Currency - GBP/New Zealand Dollar
The Reserve Bank of New Zealand has stopped raising interest rates for now. That has weakened the Kiwi Dollar to some degree and yesterday's poor Chinese manufacturing data added to that weakness. However, the NZ base rate is still roughly 3% higher than most western economies; so the yield advantage ensures the NZD is in demand. That is what has kept the Sterling – NZD rate below NZ$2.00 to the pound. This pair is trading right in the centre of its range at the moment and seems unlikely to venture lower than NZ$1.9350 in the medium term.
Currency - GBP/US Dollar
This long term chart shows the turnaround in the Pound’s fortunes and highlights the rally in Sterling that started in mid-2013. That rally ran out of steam in July 2014 after tensions in Ukraine and the Middle East started a flow of funds into the US Dollar for safe haven reasons.

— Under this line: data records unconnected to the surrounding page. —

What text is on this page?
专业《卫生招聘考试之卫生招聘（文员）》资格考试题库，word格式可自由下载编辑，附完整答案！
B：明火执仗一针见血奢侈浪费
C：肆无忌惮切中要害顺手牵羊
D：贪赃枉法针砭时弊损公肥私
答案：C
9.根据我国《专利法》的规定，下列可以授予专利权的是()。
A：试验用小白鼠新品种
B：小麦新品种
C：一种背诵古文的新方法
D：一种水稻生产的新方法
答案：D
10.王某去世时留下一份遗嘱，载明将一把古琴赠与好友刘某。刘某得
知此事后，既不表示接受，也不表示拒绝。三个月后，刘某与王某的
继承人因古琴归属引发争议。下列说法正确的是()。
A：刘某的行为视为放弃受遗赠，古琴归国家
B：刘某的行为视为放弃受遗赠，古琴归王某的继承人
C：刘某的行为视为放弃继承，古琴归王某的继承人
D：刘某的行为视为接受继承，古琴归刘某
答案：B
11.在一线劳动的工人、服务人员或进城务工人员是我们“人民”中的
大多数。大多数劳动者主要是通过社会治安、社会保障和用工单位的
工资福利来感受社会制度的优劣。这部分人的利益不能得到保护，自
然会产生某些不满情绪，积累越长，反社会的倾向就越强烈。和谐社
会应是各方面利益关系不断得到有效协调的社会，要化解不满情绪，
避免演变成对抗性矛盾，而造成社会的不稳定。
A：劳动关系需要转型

At the same time, Sterling started to lose its lustre as, amongst other things, inflation data softened and forecasts for the first interest rate hike from the Bank of England were pushed back to mid-2015. From a technical perspective, it appears highly likely we will see the correction in the GBP-USD rate continue and a drop to somewhere between $1.6325 and $1.6425 seems to be on the cards. The test for the pound will be whether it can stand up at that point or whether it falls below $1.63. The Pound will find trendline support at $1.62 and that should be strong enough to stop the rot but below there is a void which could see this pair drop to $1.58 in no time at all. With the general recovery in the UK economy still intact, such a collapse in the Pound is deemed unlikely at the moment and a recovery back to $1.70+ is the more likely scenario but protection against a fall of this kind is recommended for Sterling sellers.
Currency - Euro/USD
After rallying in a volatile pattern from July 2012 to the high in May 2014, the Euro-US Dollar exchange rate has retraced to some degree; hitting the technical level of a 38.2% Fibonacci retracement. That all sounds very complex but the key is that traders will all be aware of that and be ready to buy the Euro at this price-point. The improvement in US prospects, slightly better labour market data and an increased possibility of tighter money supply in the US are combining to strengthen the US Dollar but heightened tension in the Middle East and Ukraine are causing investor flight into the safe haven US Dollar. At the same time, infighting within the stagnating Eurozone is causing concern. France and Italy are being criticised by Germany and a group of eminent economists have cited the contractionist policies of the Eurozone as contributing to the lack of recovery in the region.
Nevertheless, we are highly likely to see some rebound in the EUR-USD rate after this recent fall and that could take us back to $1.3450 without disturbing the downward trend. Above $1.3450, we are likely to see a more substantial recovery but that is not envisaged unless US data plummets. If or when the Euro does break below $1.3250, the door is open to a test of $1.30 in the next few weeks.